Will there be two OPEC presidents now?
With Venezuela boasting two proclaimed heads of state, it’s worth remembering that the nation with the world’s largest oil reserves also currently holds the rotating role of president of the Organization of Petroleum Exporting Countries.
Several governments — including the U.S. and Brazil — on Wednesday recognized National Assembly leader Juan Guaido as the acting president of Venezuela. Even more awkward, fellow OPEC member Ecuador has come out in favor of Guaido over Nicolas Maduro.
But will the opposition leader send his own minister to OPEC? The president of the group has many ceremonial powers, including opening each meeting with a speech and taking part in the post-meeting press briefing. The president also controls the meeting agenda in concert with the OPEC secretary-general, and can call an emergency meeting (with coordination from other members).
Eager to highlight the powers of the position, Venezuela had asked to hold one of the organization’s regular ministerial meetings — either in June or December — in Caracas instead of the group’s Vienna headquarters.
There is some precedence if Guaido decides to appoint his own minister. During the recent civil war in Libya, two factions tried to attend an OPEC meeting, but the organization only allowed a representative from the government that was recognized by most of OPEC’s members and the United Nations. The UN so far hasn’t taken sides in the Venezuelan imbroglio.
The next scheduled ministerial meeting will be in Vienna on April 17 and 18, preceded by a gathering of the monitoring committee — which reviews the implementation of supply cuts — in Azerbaijan on March 17 and 18. Those dates were announced last week, helped in part by consultation with Venezuela’s official OPEC representative, Oil Minister Manuel Quevedo.
33Despite the ceremonial role held by Venezuela, its power within the cartel has collapse over the last two decades as its production declined.

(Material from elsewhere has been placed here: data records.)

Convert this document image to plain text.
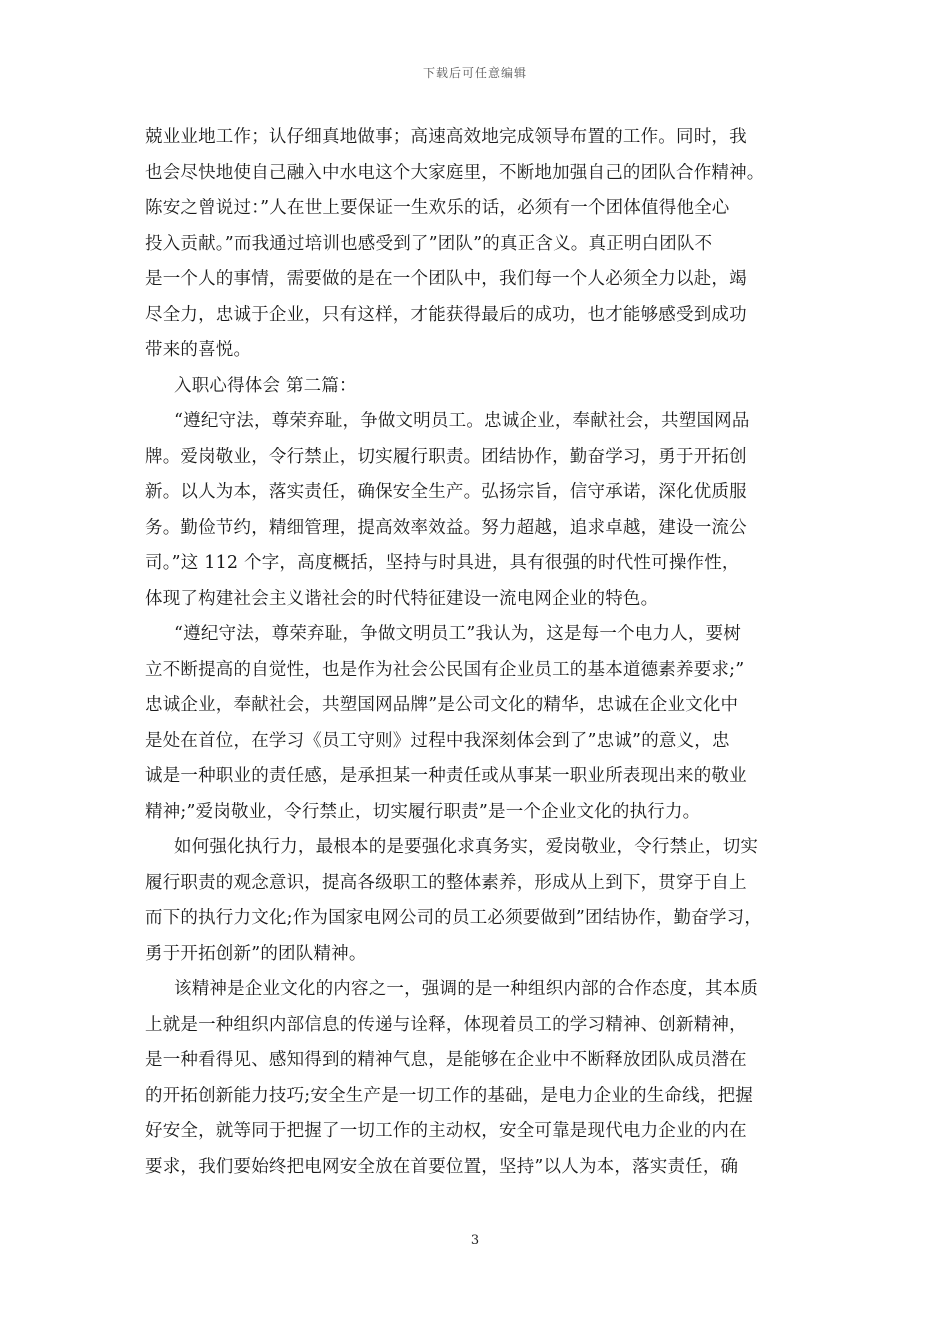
下载后可任意编辑
兢业业地工作；认仔细真地做事；高速高效地完成领导布置的工作。同时，我
也会尽快地使自己融入中水电这个大家庭里，不断地加强自己的团队合作精神。
陈安之曾说过：”人在世上要保证一生欢乐的话，必须有一个团体值得他全心
投入贡献。”而我通过培训也感受到了”团队”的真正含义。真正明白团队不
是一个人的事情，需要做的是在一个团队中，我们每一个人必须全力以赴，竭
尽全力，忠诚于企业，只有这样，才能获得最后的成功，也才能够感受到成功
带来的喜悦。
入职心得体会 第二篇：
“遵纪守法，尊荣弃耻，争做文明员工。忠诚企业，奉献社会，共塑国网品
牌。爱岗敬业，令行禁止，切实履行职责。团结协作，勤奋学习，勇于开拓创
新。以人为本，落实责任，确保安全生产。弘扬宗旨，信守承诺，深化优质服
务。勤俭节约，精细管理，提高效率效益。努力超越，追求卓越，建设一流公
司。”这 112 个字，高度概括，坚持与时具进，具有很强的时代性可操作性，
体现了构建社会主义谐社会的时代特征建设一流电网企业的特色。
“遵纪守法，尊荣弃耻，争做文明员工”我认为，这是每一个电力人，要树
立不断提高的自觉性，也是作为社会公民国有企业员工的基本道德素养要求;”
忠诚企业，奉献社会，共塑国网品牌”是公司文化的精华，忠诚在企业文化中
是处在首位，在学习《员工守则》过程中我深刻体会到了”忠诚”的意义，忠
诚是一种职业的责任感，是承担某一种责任或从事某一职业所表现出来的敬业
精神;”爱岗敬业，令行禁止，切实履行职责”是一个企业文化的执行力。
如何强化执行力，最根本的是要强化求真务实，爱岗敬业，令行禁止，切实
履行职责的观念意识，提高各级职工的整体素养，形成从上到下，贯穿于自上
而下的执行力文化;作为国家电网公司的员工必须要做到”团结协作，勤奋学习，
勇于开拓创新”的团队精神。
该精神是企业文化的内容之一，强调的是一种组织内部的合作态度，其本质
上就是一种组织内部信息的传递与诠释，体现着员工的学习精神、创新精神，
是一种看得见、感知得到的精神气息，是能够在企业中不断释放团队成员潜在
的开拓创新能力技巧;安全生产是一切工作的基础，是电力企业的生命线，把握
好安全，就等同于把握了一切工作的主动权，安全可靠是现代电力企业的内在
要求，我们要始终把电网安全放在首要位置，坚持”以人为本，落实责任，确
3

Today Caracas pumps just above 1 million barrels a day, compared with more than 3 million barrels a day in the late 1990s. Back then, Caracas and Riyadh were the two major power brokers within OPEC, often holding secret meetings to decide production.
Quevedo, who has made a habit of going into OPEC meetings hand-in-hand with his wife, has been running both the oil ministry and Petroleos de Venezuela SA since November 2017. The major general previously served as the housing minister for Maduro.
Then again, being the minister of the nation with the world’s largest oil reserves isn’t always the best job. Both of Quevedo’s predecessors have been arrested, and former Minister Nelson Martinez died last month while in state custody, gathered up in a crackdown on alleged corruption at the state-owned oil company.